If possible, do not run worker containers with privileged access or a 'root' user

[robertbartel]

At present, the ngen worker containers require two less-than-ideal settings: running as the root user and running with SYS_ADMIN added to grant privileged capabilities. These requirements are at least partially due to needs of the sshd service and MPI process communication inside the workers. There may be implications for access to datasets as well (i.e., any potentially solution should be well tested to make sure that functionality still works).

For technical reasons, it must also be assumed that not all Docker host environments allow use of sudo within containers. Therefore, simply switching to sudo isn't a viable alternative.

If possible, we should move away from these two requirements. It may not be possible, though, for one or both of them.

If one or either cannot be changed, a complete explanation should be included here of the reasons why such things are required and there are no alternatives. Otherwise, if there are external blocking factors, then issues for those dependencies should be opened and linked to.

[robertbartel]

While some investigation has started, several stages of investigation may be necessary for this; i.e., it may pass in and out of In progress status several times.

[mattw-nws]

My earlier (brief) research on this seems to suggest it's feasible... there are switches available for sshd to prevent it from trying to change user contexts and to use a port >1024. Anything trying to connect would have to know to use the nonstandard port, but that also seems tractable.

The other known tricky bit is trying to get datasets mounted in the worker... which is complicated by the fact that usually a container must be privileged/have cap SYS_ADMIN to mount things, even with FUSE... there are convoluted ways around this that require certain kernel versions and compiled options and modified security policy, but those in themselves are tricky. Still, having every worker running privileged is worth trying to avoid. Best bet so far looks like using some kind of volume plugin, but more research needed.

[robertbartel]

Regarding getting data into the workers, we could develop a custom BMI module that was somehow implemented to retrieve forcings data from a DMOD dataset (or even multiple datasets). This wouldn't work for other things like config data, but those datasets are small enough that simply copy/download data into workers is probably feasible. That typically isn't the case with forcings.

We could also conceivably inject a second custom BMI module that encapsulated writing data back out to a DMOD dataset (we are also currently writing to a dataset).
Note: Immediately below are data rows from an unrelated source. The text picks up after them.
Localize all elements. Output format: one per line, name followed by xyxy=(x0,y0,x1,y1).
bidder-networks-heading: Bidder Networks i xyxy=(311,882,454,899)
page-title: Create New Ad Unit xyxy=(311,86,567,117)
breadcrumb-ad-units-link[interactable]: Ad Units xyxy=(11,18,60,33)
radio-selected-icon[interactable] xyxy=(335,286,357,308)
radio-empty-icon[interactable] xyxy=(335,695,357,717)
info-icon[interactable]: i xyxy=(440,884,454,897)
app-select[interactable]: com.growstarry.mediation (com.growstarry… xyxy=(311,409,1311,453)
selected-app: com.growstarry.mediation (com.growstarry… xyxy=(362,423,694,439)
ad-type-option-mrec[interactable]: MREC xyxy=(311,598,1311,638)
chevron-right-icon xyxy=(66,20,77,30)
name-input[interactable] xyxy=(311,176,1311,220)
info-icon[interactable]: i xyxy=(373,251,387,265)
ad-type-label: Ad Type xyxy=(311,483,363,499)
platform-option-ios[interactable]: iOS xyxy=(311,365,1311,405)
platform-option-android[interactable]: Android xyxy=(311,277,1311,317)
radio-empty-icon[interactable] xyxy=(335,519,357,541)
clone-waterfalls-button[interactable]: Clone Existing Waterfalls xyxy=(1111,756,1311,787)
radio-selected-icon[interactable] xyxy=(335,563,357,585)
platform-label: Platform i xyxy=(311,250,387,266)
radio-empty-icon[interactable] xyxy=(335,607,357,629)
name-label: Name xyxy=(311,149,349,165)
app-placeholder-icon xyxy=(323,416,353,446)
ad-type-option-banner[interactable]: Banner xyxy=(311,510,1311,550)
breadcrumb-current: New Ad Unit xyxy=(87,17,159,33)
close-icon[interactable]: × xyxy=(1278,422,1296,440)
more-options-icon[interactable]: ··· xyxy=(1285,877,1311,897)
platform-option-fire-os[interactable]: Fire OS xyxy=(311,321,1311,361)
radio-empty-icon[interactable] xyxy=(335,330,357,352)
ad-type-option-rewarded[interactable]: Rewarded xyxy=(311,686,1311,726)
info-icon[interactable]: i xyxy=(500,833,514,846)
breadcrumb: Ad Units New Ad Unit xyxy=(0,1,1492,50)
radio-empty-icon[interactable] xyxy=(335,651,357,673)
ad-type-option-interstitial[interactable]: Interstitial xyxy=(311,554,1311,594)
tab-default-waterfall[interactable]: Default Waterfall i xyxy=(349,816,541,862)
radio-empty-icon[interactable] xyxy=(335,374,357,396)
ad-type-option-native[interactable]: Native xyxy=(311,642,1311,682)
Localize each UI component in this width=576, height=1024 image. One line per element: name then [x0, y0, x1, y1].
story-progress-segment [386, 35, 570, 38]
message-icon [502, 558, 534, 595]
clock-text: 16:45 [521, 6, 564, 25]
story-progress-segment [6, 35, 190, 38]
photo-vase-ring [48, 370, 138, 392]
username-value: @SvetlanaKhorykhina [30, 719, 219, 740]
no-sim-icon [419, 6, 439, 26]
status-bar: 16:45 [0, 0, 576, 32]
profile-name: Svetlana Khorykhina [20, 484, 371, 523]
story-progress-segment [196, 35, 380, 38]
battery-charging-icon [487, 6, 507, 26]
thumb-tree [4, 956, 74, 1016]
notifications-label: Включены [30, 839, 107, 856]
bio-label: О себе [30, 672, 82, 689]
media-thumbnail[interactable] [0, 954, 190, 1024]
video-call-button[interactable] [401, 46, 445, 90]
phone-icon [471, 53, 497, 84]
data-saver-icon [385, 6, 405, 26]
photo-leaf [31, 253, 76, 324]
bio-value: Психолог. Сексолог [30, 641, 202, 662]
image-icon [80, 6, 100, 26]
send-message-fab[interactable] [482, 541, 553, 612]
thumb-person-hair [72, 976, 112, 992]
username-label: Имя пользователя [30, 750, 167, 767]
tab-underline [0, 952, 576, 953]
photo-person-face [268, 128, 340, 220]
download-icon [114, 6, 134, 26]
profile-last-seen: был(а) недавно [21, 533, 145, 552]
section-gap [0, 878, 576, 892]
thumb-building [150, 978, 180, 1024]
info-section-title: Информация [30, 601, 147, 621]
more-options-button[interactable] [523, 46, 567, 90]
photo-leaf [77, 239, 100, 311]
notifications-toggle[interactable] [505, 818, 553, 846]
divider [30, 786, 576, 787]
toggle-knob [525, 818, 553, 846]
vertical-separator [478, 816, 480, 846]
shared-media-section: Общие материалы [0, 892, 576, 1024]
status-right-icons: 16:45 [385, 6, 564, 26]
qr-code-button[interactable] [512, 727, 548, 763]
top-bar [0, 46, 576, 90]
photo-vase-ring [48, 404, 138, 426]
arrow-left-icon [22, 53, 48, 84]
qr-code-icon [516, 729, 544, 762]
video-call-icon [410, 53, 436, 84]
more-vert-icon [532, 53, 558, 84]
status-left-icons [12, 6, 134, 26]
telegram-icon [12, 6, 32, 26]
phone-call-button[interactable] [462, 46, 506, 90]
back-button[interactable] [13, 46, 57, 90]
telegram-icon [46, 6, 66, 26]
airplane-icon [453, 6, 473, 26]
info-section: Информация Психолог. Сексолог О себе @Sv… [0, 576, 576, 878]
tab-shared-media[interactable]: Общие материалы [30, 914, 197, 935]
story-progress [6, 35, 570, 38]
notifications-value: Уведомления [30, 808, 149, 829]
Speaking of "inject," we would likely need to add the ability to support on-the-fly manipulation of realization configs in order to do things like this. While a significant task resource-wise, this is in principle something we already need to do, as noted in #407. It may also be a better general solution than what we have now, which leans heavily on a specific implementation of the DMOD Dataset abstraction.

[robertbartel]

If we run into a good bit of trouble with using the current MinIO-based solution for getting data because of #242, we may have to go in a direction like the one I suggested above.

[aaraney]

@robertbartel, if we continue to face issues with the minio docker plugin we are using, we may be able to use docker cluster volumes. I am not well read on the details of this addition, but it does seem like our use case fits within the feature set introduced.

[robertbartel]

@aaraney I need to study that further, but on quick examination it at least look promising. We may still run into issues with the plugins needing CAP_SYS_ADMIN, but we can cross that bridge when we get there.